1. La sfida sistemica
Una sorta di riduzionismo elitario, ha spinto la medicina narrativa a organizzarsi intorno alla illness, alla raccolta del vissuto di malattia, come se la disease fosse di pertinenza solo del medico e la sickness del sociale. Il racconto della malattia online mostra invece che il paziente non vuole parlare solo del suo vissuto, vuole parlare della disease, dei sintomi e dei farmaci. Il paziente ascolta storie di altre pazienti, osserva se stesso e le trasformazioni generate dalla malattia e vuole raccontarle per arrivare alla diagnosi o individuare la terapia migliore. Certo, il paziente può anche invece confondere il medico, rendere il percorso più difficile, portare ad errori. Per questo, raccogliere la storia del paziente non significa mostrare empatia, comunicare meglio, saper ascoltare, significa avere le categorie e gli strumenti per interpretare le storie di malattia. Le storie servono se possono essere interpretate. Le humanities non bastano, servono metodologie sofisticate di analisi del testo e del discorso. In questa accezione sistemica e semiotica, l’aggettivo “narrativa” ha valore e utilità. Connota le storie come strumento della medicina sistemica, una medicina che come ha ricordato Christian Pristipino, ruota intorno alla irriducibile complessità del soggetto e che ha bisogno della narrazione, così come degli strumenti diagnostici più avanzati.
2. La sfida digitale
La medicina narrativa è il fattore che può trasformare la digital health o il caring delle comunità online in cure personalizzate co-costruite nella relazione medico paziente. Non amo le citazioni antiche, usate in modo spurio per dare senso al presente attravero un presunto sapere delle origini. Però ho trovato una citazione di Eraclito che non posso non riportare. E’ il frammento 93 DK tradotto dallo storico della filosofia Umberto Curi nel bel libro Endiadi: “Il Signore il cui oracolo è a Delfi non afferma e non nega, ma dà segni”. Ecco, l’oracolo google non afferma e non nega, produce senso e significato dal punto di vista del soggetto. Segni che, se riportati nella pratica clinica, possono perdere il valore fintamente salvifico e diventare strumenti per l’innovazione e la personalizzazione della diagnosi e della cura.

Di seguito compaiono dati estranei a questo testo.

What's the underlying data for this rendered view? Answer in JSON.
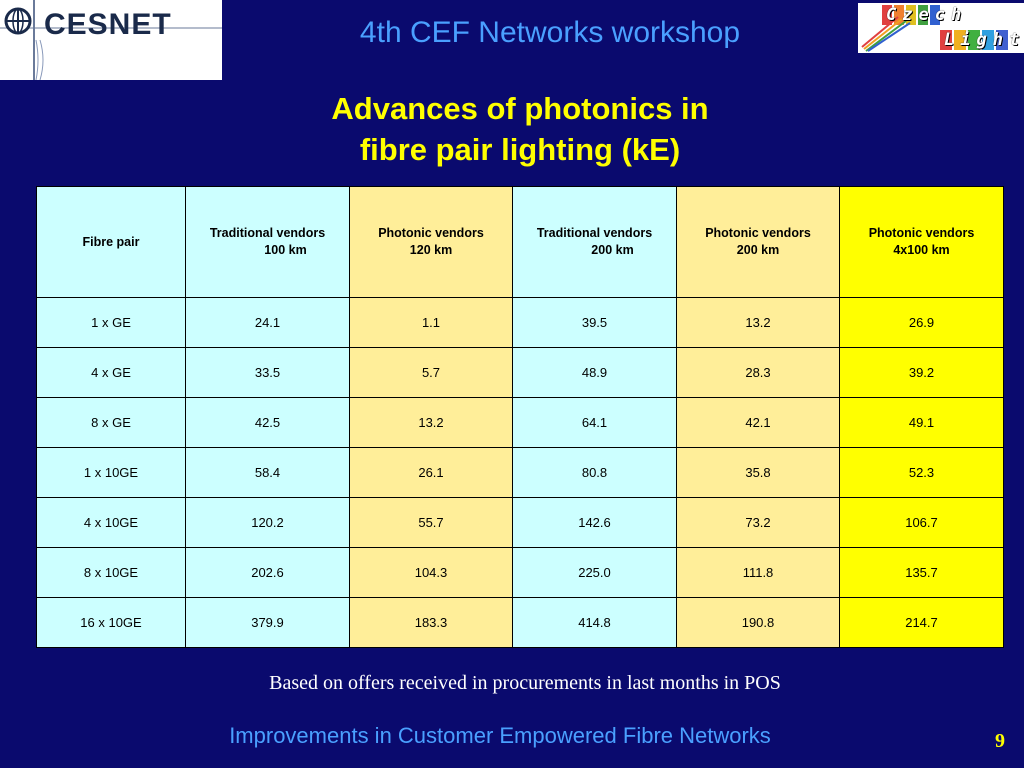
{
  "header": {
    "left_logo": "CESNET",
    "workshop": "4th CEF Networks workshop",
    "right_logo_line1": "Czech",
    "right_logo_line2": "Light"
  },
  "title": {
    "line1": "Advances of photonics in",
    "line2": "fibre pair lighting (kE)"
  },
  "table": {
    "headers": [
      [
        "Fibre pair",
        ""
      ],
      [
        "Traditional vendors",
        "100 km"
      ],
      [
        "Photonic vendors",
        "120 km"
      ],
      [
        "Traditional vendors",
        "200 km"
      ],
      [
        "Photonic vendors",
        "200 km"
      ],
      [
        "Photonic vendors",
        "4x100 km"
      ]
    ],
    "rows": [
      [
        "1 x GE",
        "24.1",
        "1.1",
        "39.5",
        "13.2",
        "26.9"
      ],
      [
        "4 x GE",
        "33.5",
        "5.7",
        "48.9",
        "28.3",
        "39.2"
      ],
      [
        "8 x GE",
        "42.5",
        "13.2",
        "64.1",
        "42.1",
        "49.1"
      ],
      [
        "1 x 10GE",
        "58.4",
        "26.1",
        "80.8",
        "35.8",
        "52.3"
      ],
      [
        "4 x 10GE",
        "120.2",
        "55.7",
        "142.6",
        "73.2",
        "106.7"
      ],
      [
        "8 x 10GE",
        "202.6",
        "104.3",
        "225.0",
        "111.8",
        "135.7"
      ],
      [
        "16 x 10GE",
        "379.9",
        "183.3",
        "414.8",
        "190.8",
        "214.7"
      ]
    ],
    "column_colors": [
      "#ccffff",
      "#ccffff",
      "#ffee99",
      "#ccffff",
      "#ffee99",
      "#ffff00"
    ]
  },
  "note": "Based on offers received in procurements in last months in POS",
  "footer": {
    "text": "Improvements in Customer Empowered Fibre Networks",
    "page": "9"
  }
}
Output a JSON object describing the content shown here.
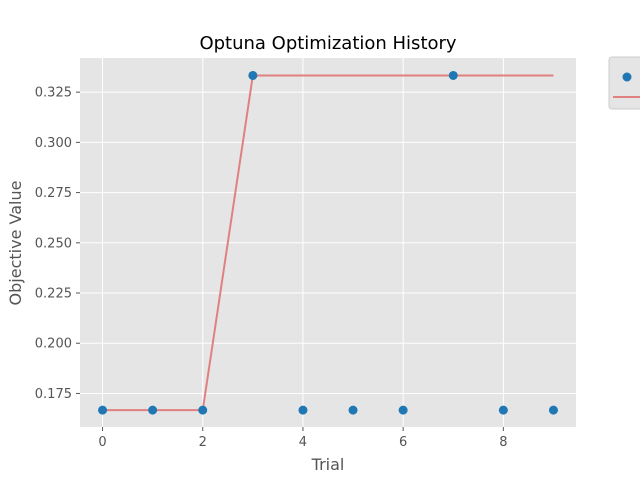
{
  "chart_data": {
    "type": "scatter",
    "title": "Optuna Optimization History",
    "xlabel": "Trial",
    "ylabel": "Objective Value",
    "xlim": [
      -0.45,
      9.45
    ],
    "ylim": [
      0.1583,
      0.342
    ],
    "xticks": [
      "0",
      "2",
      "4",
      "6",
      "8"
    ],
    "yticks": [
      "0.175",
      "0.200",
      "0.225",
      "0.250",
      "0.275",
      "0.300",
      "0.325"
    ],
    "grid": true,
    "legend_position": "outside top-right",
    "series": [
      {
        "kind": "scatter",
        "color": "#1f77b4",
        "x": [
          0,
          1,
          2,
          3,
          4,
          5,
          6,
          7,
          8,
          9
        ],
        "y": [
          0.1667,
          0.1667,
          0.1667,
          0.3333,
          0.1667,
          0.1667,
          0.1667,
          0.3333,
          0.1667,
          0.1667
        ]
      },
      {
        "kind": "line",
        "color": "#e08080",
        "x": [
          0,
          1,
          2,
          3,
          4,
          5,
          6,
          7,
          8,
          9
        ],
        "y": [
          0.1667,
          0.1667,
          0.1667,
          0.3333,
          0.3333,
          0.3333,
          0.3333,
          0.3333,
          0.3333,
          0.3333
        ]
      }
    ]
  }
}
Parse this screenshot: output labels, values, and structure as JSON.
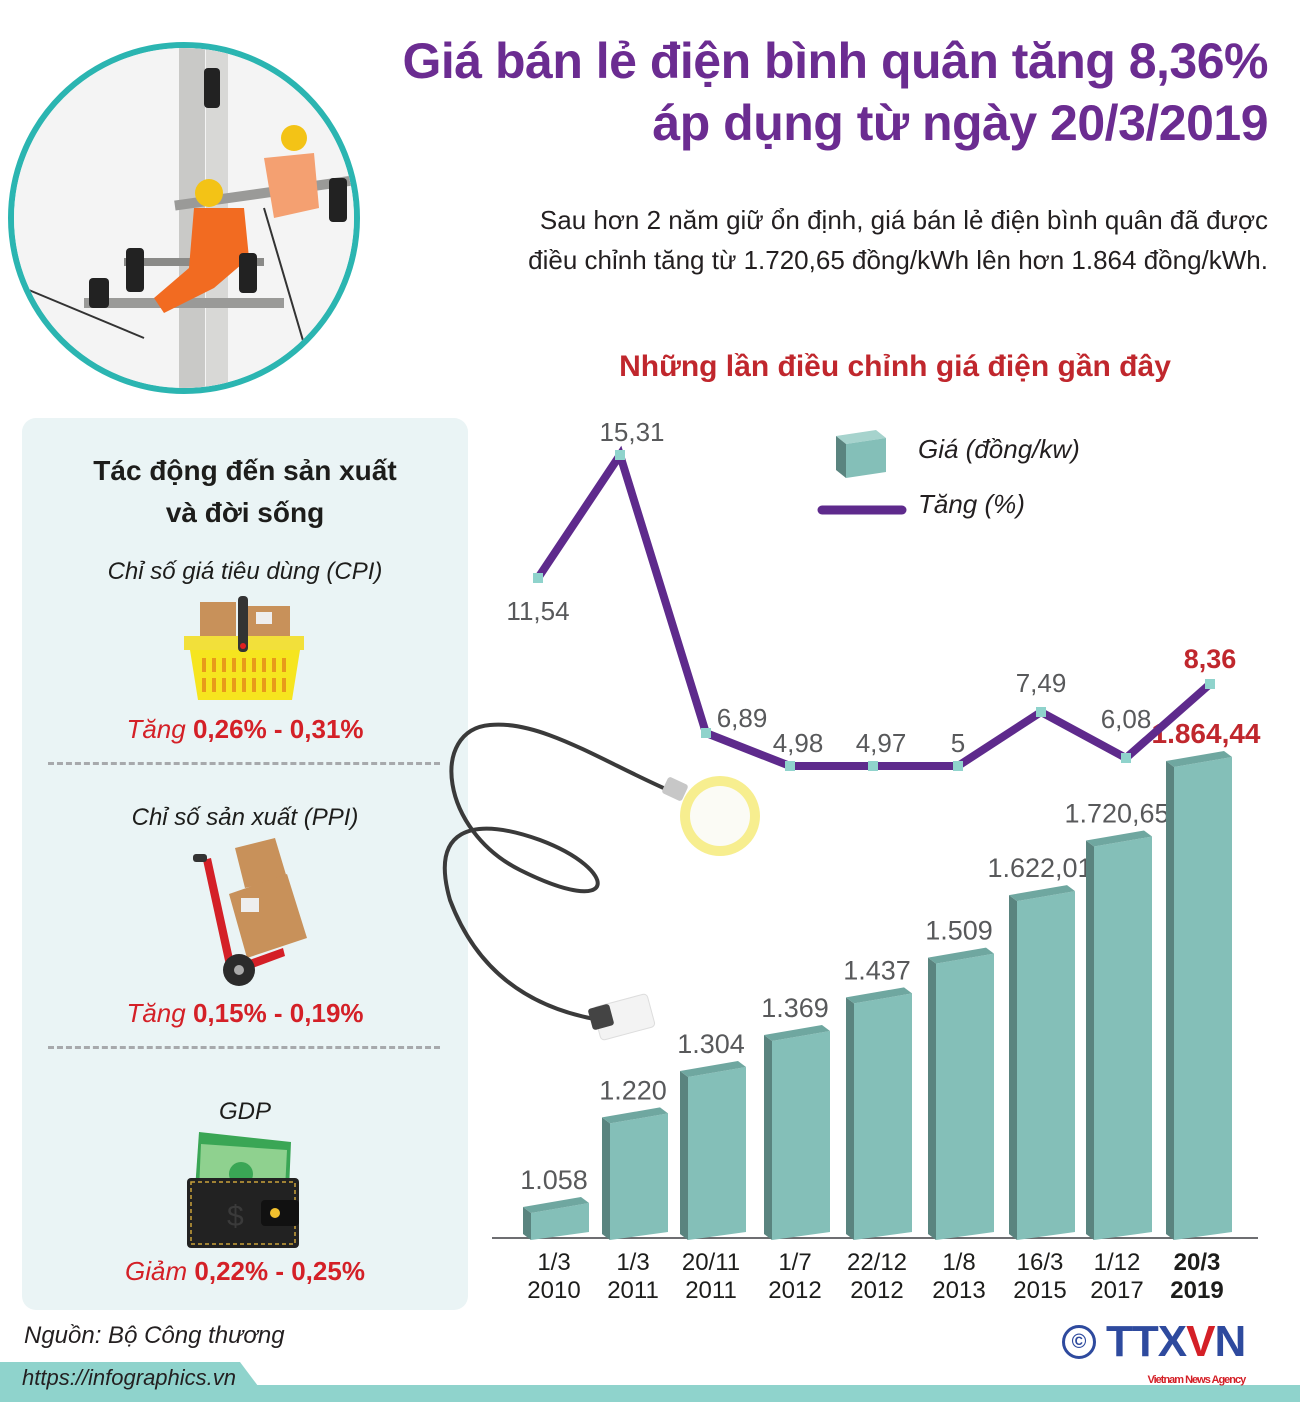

In una visione sistemica e digitale, la medicina narrativa è un punto di riferimento fondamentale, con la differenza rispetto al passato che oggi l’aggettivo “narrativa” può acquisire valenze nuove, non richiama solo la illness, ma un patrimonio di conoscenze e metodi che consentono di passare dalla crowd medicine su internet a una crowd medicine in ospedale.